Welcome back! Are you game for this week’s Nexialist?
While writing this, I felt like my brain was going into a short circuit. So if you allow me, today I’ll just skip right to the filling of this cake. Savor or binge it. It’s your choice. Just remember to send this link if you think of someone. They will enjoy the fact you remembered them, they might enjoy the link (I hope so), and I’ll enjoy the love.
🫀How Does It Feel?
I’ll kick off this week’s newsletter with London Grammar’s new album, Californian Soul, which I can’t stop listening to. It is one of these albums that flows so well when you realize it’s finished. Hannah’s voice is like a hug inside my head, and their live video made me fall in love with them a bit more. You get to see a bit of the way they connect together. So good!
🤔Are you Languishing?
Languishing is a sense of stagnation and emptiness. It feels as if you’re muddling through your days, looking at your life through a foggy windshield. And it might be the dominant emotion of 2021.
I think I have been to that place a few times. As I read this article, it felt so good to give a name to it, some kind of relief. It also gives more of a spectrum beyond the depressed/happy binary:
In psychology, we think about mental health on a spectrum from depression to flourishing. Flourishing is the peak of well-being: You have a strong sense of meaning, mastery and mattering to others. Depression is the valley of ill-being: You feel despondent, drained and worthless. Languishing is the neglected middle child of mental health. It’s the void between depression and flourishing — the absence of well-being. You don’t have symptoms of mental illness, but you’re not the picture of mental health either.
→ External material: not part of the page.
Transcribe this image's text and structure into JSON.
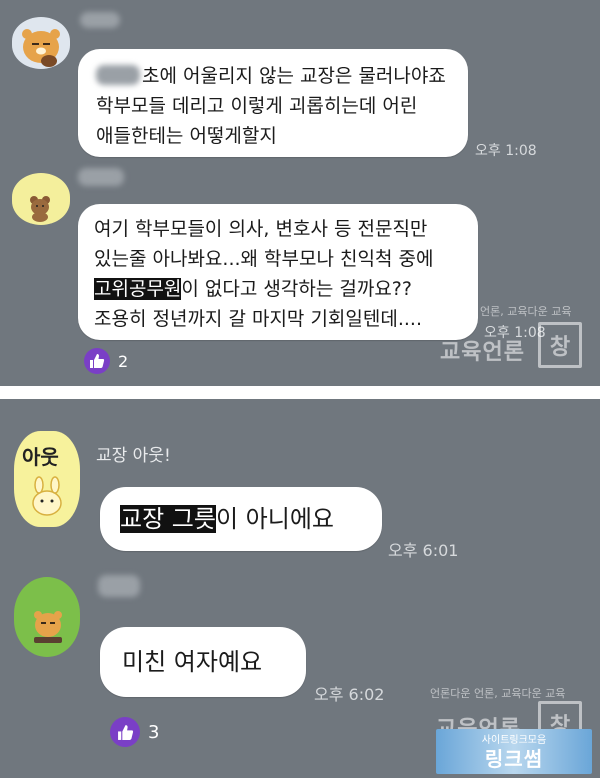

You’re not functioning at full capacity. Languishing dulls your motivation, disrupts your ability to focus, and triples the odds that you’ll cut back on work. It appears to be more common than major depression — and in some ways it may be a bigger risk factor for mental illness.
You probably noticed that I like to learn new concepts and words, so Adam Grant, who wrote this NYT article, puts it very well what I said in The Nexialist #14 (with more reading recommendations):
Psychologists find that one of the best strategies for managing emotions is to name them. Last spring, during the acute anguish of the pandemic, the most viral post in the history of Harvard Business Review was an article describing our collective discomfort as grief. Along with the loss of loved ones, we were mourning the loss of normalcy. “Grief.” It gave us a familiar vocabulary to understand what had felt like an unfamiliar experience. Although we hadn’t faced a pandemic before, most of us had faced loss. It helped us crystallize lessons from our own past resilience — and gain confidence in our ability to face present adversity.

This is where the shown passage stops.